They drove on through a mile of cheering crowds, and the cheering never ceased. It was a bright, beautiful day. The crowds were cheering for him, and the soldiers were guarding him, and everybody seemed to be pleased with him, so he bowed and smiled and thoroughly enjoyed himself. And as the carriage drove through the gates of Buckingham Palace, he said: “Here we are again. I wonder what will happen next.”

The Queen alighted, and officers and servants escorted them to their rooms. A liveried servant took his hat and gloves, and a moment later his private secretary came in, accompanied by the doctor whom he had seen in the morning.

“Well,” said Harry cheerfully, “wasn’t it splendid?”

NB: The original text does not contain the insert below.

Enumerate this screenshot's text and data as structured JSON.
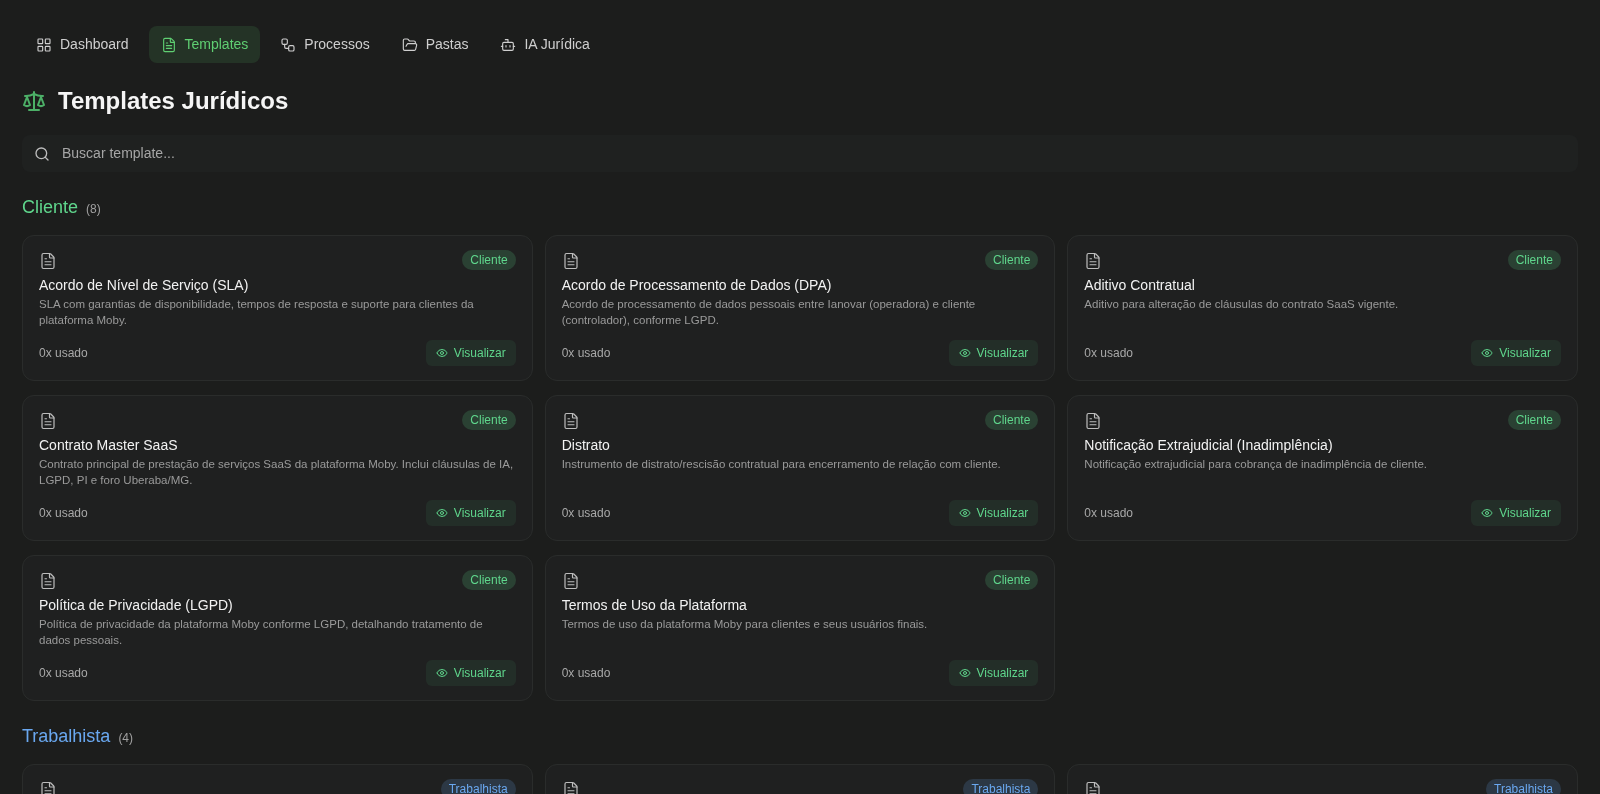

“I think your Majesty had better rest,” said the doctor.

“Rest!” said he. “I’m not a bit tired. What is there to do next?”

The secretary and the doctor looked at each other. Presently the private secretary slipped out, and returned in a moment, saying that the Queen desired to see the King.

“All right!” said Harry. “Where is she?” And having been conducted to the Queen, she greeted him with a face full of alarm, saying: “Oh, what is the matter with you? Have you taken anything?”

“Taken anything?” said Harry. “I should think I have. Why, these people stuff you as if you were a prize pig. But what is the trouble?” he said, looking at her.

“Don’t you think you had bettor see the doctor? Let me take you to your room,” and, so saying, she laid her hand upon his arm and led him to his room, where the doctor, the Prime Minister, and the Home Secretary were waiting for him.

“Ah! you here again?” said the King to the Prime Minister. “Were you in the City?”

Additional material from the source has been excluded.